Anggaran itu difokuskan untuk perluasan akses layanan skrining dan diagnosis TBC, terutama di semua wilayah Kabupaten Jayapura.
Sekretaris Dinas Kesehatan Kabupaten Jayapura, Drg. Adi Kurniawan mengatakan, dana penanganan TBC ini bersumber dari DAK yang dianggarkan untuk 22 Puskesmas yang ada di Kabupaten Jayapura.
“Kasus TBC tahun 2025 kita temukan sebanyak 1.195 orang dari 7.228 orang yang di periksa petugas kesehatan di setiap Puskesmas. Kami dari Dinas Kesehatan akan melakukan skrining sebanyak-banyak untuk bisa menemukan angka kontak dari pasien, “ujar Drg Adi, Jumat (20/2).
Ia menjelaskan, penyebab masih tingginya TBC di Kabupaten Jayapura karena masyarakat tidak segera memeriksakan diri ketika mengalami gejala seperti batuk lebih dari dua minggu.
Kemudian masyarakat yang sudah terdiagnosis atau sudah menderita TBC ketika melakukan program minum obat yang seharusnya enam bulan banyak yang tidak selesai.
“Banyak pasien TBC ketika minum obat tidak tuntas merasa mereka sudah sembuh sehingga tidak melanjutkan pengobatan yang menyebabkan putus mendapatkan obat.

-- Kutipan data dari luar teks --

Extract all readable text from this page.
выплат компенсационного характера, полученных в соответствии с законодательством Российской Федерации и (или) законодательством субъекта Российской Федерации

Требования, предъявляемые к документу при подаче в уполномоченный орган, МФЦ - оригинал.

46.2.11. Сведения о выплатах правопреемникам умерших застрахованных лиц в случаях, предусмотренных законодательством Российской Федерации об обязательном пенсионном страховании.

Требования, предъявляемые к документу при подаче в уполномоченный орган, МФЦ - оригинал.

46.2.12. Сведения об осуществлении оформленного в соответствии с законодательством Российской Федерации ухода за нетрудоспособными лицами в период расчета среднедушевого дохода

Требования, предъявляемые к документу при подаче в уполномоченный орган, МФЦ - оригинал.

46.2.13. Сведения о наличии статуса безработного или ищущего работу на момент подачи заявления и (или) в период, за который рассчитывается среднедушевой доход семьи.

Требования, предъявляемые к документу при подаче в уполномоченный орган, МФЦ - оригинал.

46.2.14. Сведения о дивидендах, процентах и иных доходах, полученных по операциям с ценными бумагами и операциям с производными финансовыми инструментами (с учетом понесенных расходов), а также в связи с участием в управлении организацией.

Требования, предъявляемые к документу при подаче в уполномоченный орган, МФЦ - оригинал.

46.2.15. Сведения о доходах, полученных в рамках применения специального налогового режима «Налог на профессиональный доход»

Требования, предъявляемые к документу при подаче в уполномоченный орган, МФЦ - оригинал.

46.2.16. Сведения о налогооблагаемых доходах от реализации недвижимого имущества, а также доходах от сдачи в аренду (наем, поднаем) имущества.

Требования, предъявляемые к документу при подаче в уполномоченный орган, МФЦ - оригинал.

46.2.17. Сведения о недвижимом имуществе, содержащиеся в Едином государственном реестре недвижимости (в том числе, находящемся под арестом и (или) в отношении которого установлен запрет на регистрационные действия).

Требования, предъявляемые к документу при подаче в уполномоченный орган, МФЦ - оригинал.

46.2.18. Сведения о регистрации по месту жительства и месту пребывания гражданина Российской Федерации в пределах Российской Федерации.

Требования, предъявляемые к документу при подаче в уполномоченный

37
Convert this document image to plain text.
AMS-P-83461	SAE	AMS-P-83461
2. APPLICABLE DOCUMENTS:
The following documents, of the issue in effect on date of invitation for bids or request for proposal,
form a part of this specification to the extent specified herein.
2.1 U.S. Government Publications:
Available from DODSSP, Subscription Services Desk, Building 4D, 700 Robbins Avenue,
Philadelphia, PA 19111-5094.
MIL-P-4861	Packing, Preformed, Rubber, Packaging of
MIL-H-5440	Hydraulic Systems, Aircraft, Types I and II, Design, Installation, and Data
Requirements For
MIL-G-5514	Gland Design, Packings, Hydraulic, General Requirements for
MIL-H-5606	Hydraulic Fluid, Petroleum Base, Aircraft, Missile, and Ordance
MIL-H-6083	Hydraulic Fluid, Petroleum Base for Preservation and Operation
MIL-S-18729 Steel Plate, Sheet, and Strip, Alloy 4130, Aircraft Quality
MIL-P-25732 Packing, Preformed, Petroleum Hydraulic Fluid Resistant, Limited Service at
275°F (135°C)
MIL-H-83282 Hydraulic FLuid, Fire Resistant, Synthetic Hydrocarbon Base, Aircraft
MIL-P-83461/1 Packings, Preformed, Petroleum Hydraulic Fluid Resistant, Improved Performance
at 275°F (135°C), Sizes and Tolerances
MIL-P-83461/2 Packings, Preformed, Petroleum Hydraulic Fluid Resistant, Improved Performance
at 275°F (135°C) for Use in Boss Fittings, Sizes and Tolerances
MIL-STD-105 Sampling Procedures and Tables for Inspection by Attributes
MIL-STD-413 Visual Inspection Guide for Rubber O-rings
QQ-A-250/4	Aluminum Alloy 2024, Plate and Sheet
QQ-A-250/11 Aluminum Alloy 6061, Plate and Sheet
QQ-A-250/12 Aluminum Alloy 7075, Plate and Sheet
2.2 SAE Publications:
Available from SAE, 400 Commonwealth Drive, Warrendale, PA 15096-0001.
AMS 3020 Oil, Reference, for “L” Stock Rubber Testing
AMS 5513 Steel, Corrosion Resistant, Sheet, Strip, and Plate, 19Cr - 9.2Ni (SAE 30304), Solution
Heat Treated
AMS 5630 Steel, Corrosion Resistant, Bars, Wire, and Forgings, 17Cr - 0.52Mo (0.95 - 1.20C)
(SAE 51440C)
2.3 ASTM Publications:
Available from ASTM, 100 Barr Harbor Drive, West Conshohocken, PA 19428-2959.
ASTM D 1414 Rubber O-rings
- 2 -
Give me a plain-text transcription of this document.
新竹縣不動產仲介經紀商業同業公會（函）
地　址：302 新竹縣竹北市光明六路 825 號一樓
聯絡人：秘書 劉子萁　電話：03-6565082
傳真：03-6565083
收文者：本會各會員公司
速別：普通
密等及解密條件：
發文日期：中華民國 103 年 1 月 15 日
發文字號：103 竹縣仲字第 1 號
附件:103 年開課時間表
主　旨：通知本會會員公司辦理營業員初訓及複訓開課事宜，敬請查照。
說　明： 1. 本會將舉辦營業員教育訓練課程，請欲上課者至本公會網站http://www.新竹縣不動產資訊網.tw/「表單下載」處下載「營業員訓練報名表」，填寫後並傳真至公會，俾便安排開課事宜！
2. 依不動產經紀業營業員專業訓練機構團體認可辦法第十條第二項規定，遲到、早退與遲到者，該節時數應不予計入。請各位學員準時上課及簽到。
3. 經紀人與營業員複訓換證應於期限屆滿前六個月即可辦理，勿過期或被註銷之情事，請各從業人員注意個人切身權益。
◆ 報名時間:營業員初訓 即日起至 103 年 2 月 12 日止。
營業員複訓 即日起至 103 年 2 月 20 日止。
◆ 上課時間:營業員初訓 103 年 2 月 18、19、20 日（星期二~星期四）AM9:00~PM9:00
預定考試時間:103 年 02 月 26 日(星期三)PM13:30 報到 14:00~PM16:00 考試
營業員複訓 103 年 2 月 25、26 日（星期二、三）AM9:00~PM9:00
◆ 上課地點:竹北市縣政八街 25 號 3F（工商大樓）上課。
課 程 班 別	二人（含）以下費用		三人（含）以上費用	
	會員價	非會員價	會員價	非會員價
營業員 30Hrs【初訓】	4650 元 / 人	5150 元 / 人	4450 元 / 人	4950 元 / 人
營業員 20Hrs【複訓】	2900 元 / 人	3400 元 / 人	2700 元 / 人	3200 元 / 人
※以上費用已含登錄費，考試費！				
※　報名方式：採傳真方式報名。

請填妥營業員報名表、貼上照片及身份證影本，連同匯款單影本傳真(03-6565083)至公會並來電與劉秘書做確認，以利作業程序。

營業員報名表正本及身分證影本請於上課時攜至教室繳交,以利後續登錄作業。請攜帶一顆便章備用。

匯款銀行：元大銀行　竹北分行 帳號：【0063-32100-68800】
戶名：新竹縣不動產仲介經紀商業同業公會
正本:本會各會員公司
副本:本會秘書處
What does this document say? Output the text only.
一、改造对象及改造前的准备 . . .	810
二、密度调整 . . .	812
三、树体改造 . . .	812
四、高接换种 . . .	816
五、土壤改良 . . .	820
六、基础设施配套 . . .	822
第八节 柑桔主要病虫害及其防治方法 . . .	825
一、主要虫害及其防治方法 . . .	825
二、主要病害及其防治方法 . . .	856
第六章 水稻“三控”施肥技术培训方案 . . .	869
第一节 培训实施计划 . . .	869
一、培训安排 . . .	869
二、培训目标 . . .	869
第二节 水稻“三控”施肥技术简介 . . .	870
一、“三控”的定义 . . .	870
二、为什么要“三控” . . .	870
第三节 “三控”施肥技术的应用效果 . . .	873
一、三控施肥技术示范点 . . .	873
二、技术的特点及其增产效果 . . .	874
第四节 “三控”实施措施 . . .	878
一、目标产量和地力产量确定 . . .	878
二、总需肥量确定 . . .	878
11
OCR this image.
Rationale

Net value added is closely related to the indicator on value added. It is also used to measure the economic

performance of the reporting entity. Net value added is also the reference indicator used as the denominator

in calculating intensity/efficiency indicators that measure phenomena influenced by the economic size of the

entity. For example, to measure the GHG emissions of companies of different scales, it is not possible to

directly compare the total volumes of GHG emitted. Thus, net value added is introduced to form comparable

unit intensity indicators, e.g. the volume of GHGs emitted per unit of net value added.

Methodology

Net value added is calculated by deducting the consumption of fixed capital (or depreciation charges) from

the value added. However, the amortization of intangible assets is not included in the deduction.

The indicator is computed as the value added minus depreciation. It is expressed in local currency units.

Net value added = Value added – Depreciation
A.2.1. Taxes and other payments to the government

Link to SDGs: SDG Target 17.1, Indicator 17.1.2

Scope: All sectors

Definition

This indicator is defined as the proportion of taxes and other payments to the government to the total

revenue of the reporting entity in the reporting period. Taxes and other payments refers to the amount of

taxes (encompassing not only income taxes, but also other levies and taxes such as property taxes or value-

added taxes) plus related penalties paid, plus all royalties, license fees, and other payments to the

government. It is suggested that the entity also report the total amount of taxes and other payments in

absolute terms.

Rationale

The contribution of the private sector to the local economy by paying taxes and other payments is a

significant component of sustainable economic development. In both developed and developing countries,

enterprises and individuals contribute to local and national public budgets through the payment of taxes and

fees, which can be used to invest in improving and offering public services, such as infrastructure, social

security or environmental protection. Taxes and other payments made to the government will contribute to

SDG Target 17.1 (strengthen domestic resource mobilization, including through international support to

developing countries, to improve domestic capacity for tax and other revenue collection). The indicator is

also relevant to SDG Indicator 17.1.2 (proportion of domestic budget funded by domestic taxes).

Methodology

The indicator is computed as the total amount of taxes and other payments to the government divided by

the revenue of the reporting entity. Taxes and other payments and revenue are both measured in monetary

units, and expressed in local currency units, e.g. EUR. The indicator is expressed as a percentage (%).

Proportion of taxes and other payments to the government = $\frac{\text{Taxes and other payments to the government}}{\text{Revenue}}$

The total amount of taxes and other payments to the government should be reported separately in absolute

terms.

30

Setiap orang yang putus obat itu akan menularkan ke setiap orang yang ada di sekitarnya baik yang ada di dalam rumah, di kantor dan lainnya, ”katanya.
Lanjut Adi, jika kontak TBC terjadi di dalam rumah, itu akan menyebabkan kontak-kontak dilingkungannya atau ditemannya sehingga terus menerus kasus positif TBC ini bertambah.
Selain itu, kesadaran masyarakat untuk memeriksakan diri dan tidak menuntaskan minum obatnya sehingga kasus terus bertambah setiap bulan.
“Kami berharap pada masyarakat apabila menemukan gejala batuk lebih dari dua minggu agar segera memeriksakan diri ke dokter atau ke Puskesmas sehingga bisa segera diketahui penyakitnya,”ungkapnya.(hsb).